息遣いがすぐそばで聞こえてくる驚異の臨場感

たけうちんぐ 映画 レヴェナント アレハンドロ・ゴンザレス・イニャリトゥ レオナルド・ディカプリオ トム・ハーディ ドーナル・グリーソン ウィル・ポールター フォレスト・グッドラック 20世紀フォックス映画 The Revenant
©2015 Twentieth Century Fox Film Corporation. All Rights Reserved.

とにかくヒュー・グラスの生命力に圧倒される。瀕死の状態でろくに治療も受けず、その辺の草から自力で薬を作り、それを火に燃やして消毒する。足もろくに動かせないのに、アリカラ族から逃れるために川を泳いで下る。

 強烈なのは、寒さを凌ぐために馬の身体を切り込んでその中に入るところ。自然に抗うために自然を味方に付ける。その強靭な精神は、凍てつく雪山を復讐で燃える炎が溶かすかのごとく。

 これだけ聞くと超人の逸話にしか思えないが、これはヒーロー映画ではない。もちろん彼は生身の人間。全てのシーンでは痛みが伝わるくらい生々しい。

 声帯を奪われたことでほとんどセリフはなく、その表情だけで絶望や憎悪を表すレオナルド・ディカプリオの気迫に胸を掴まれる。
息遣いがすぐそばで聞こえてくる。白い息も赤い血もドス黒い憎悪も、すべてレンズに突き当たるかのごとくカメラに近い。
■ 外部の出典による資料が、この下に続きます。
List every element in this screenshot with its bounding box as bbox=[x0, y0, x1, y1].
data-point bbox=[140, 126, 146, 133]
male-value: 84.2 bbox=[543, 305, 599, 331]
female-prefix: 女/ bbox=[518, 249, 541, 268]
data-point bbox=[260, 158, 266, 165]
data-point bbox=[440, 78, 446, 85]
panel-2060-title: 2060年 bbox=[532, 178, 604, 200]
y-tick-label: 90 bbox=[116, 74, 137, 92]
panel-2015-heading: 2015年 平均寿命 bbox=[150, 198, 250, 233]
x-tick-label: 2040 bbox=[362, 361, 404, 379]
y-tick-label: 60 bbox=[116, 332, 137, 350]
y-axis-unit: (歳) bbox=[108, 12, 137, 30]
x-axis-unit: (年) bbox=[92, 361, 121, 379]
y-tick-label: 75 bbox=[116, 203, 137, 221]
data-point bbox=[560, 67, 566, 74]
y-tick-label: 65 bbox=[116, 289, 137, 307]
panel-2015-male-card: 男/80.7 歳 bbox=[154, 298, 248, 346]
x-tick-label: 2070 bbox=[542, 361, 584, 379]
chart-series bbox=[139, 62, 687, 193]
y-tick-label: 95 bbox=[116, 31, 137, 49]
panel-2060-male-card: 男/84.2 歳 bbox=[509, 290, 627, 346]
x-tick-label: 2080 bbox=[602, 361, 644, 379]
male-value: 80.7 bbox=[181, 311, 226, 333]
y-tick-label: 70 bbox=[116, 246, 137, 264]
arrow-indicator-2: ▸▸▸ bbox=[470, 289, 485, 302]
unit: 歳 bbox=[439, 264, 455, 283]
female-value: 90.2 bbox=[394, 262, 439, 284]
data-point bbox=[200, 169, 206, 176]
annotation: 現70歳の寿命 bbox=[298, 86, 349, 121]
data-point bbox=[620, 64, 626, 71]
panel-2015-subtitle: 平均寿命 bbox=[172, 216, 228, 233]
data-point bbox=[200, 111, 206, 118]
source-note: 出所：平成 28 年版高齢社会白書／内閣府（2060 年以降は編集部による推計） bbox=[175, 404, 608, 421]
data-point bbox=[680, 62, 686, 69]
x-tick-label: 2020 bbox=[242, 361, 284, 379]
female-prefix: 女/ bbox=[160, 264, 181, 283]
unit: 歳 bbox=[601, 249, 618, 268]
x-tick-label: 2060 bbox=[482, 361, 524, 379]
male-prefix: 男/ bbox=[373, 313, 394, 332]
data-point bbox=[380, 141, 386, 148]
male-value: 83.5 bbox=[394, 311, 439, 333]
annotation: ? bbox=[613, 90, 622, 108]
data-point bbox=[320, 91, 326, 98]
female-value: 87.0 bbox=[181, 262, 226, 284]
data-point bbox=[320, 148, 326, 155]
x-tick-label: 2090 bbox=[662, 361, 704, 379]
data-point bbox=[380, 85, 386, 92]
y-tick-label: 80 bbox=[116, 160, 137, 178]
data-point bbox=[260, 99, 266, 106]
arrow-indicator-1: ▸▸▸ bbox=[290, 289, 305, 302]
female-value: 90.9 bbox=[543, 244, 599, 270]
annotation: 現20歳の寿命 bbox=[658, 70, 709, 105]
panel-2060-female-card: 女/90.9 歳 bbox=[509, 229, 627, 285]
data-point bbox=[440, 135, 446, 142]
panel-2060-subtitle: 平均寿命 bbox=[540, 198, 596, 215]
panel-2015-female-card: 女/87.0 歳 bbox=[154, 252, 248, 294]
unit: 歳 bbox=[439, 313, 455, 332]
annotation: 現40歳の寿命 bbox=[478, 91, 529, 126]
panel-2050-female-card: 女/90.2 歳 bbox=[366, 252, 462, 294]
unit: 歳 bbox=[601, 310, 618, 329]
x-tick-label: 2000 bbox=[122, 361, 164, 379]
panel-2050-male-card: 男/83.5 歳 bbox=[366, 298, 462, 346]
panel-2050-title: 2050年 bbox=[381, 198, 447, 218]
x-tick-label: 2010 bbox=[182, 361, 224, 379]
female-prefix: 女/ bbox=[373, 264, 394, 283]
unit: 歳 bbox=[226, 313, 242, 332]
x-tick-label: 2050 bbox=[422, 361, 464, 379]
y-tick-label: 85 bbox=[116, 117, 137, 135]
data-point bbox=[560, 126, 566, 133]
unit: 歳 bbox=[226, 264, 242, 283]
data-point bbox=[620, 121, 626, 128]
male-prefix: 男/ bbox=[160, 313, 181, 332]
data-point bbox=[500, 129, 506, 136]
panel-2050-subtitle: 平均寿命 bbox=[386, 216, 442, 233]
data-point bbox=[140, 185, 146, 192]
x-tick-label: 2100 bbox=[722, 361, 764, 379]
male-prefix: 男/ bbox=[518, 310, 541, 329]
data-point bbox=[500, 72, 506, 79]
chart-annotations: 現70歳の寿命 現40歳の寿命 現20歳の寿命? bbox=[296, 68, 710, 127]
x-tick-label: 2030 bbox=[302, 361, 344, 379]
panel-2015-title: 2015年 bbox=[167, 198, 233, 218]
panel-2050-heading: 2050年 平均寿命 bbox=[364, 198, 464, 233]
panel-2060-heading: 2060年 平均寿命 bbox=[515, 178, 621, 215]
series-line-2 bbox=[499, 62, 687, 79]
『ゼロ・グラビティ』『バードマン』で高く評価された撮影監督のエマニュエル・ルベツキの映像はほとんど自然光のみで撮られ、カット数が少ない。人の目線に合わせた長回しのカットは、まるでその場にいるような臨場感を醸し出す。

 猛獣を映し出した映画は数多くあれど、ここまでクマを恐ろしく感じたことはない。グラスとクマの格闘シーンを見ると、今後「リラックマ」や「くまのプーさん」の印象すら変わりそうです。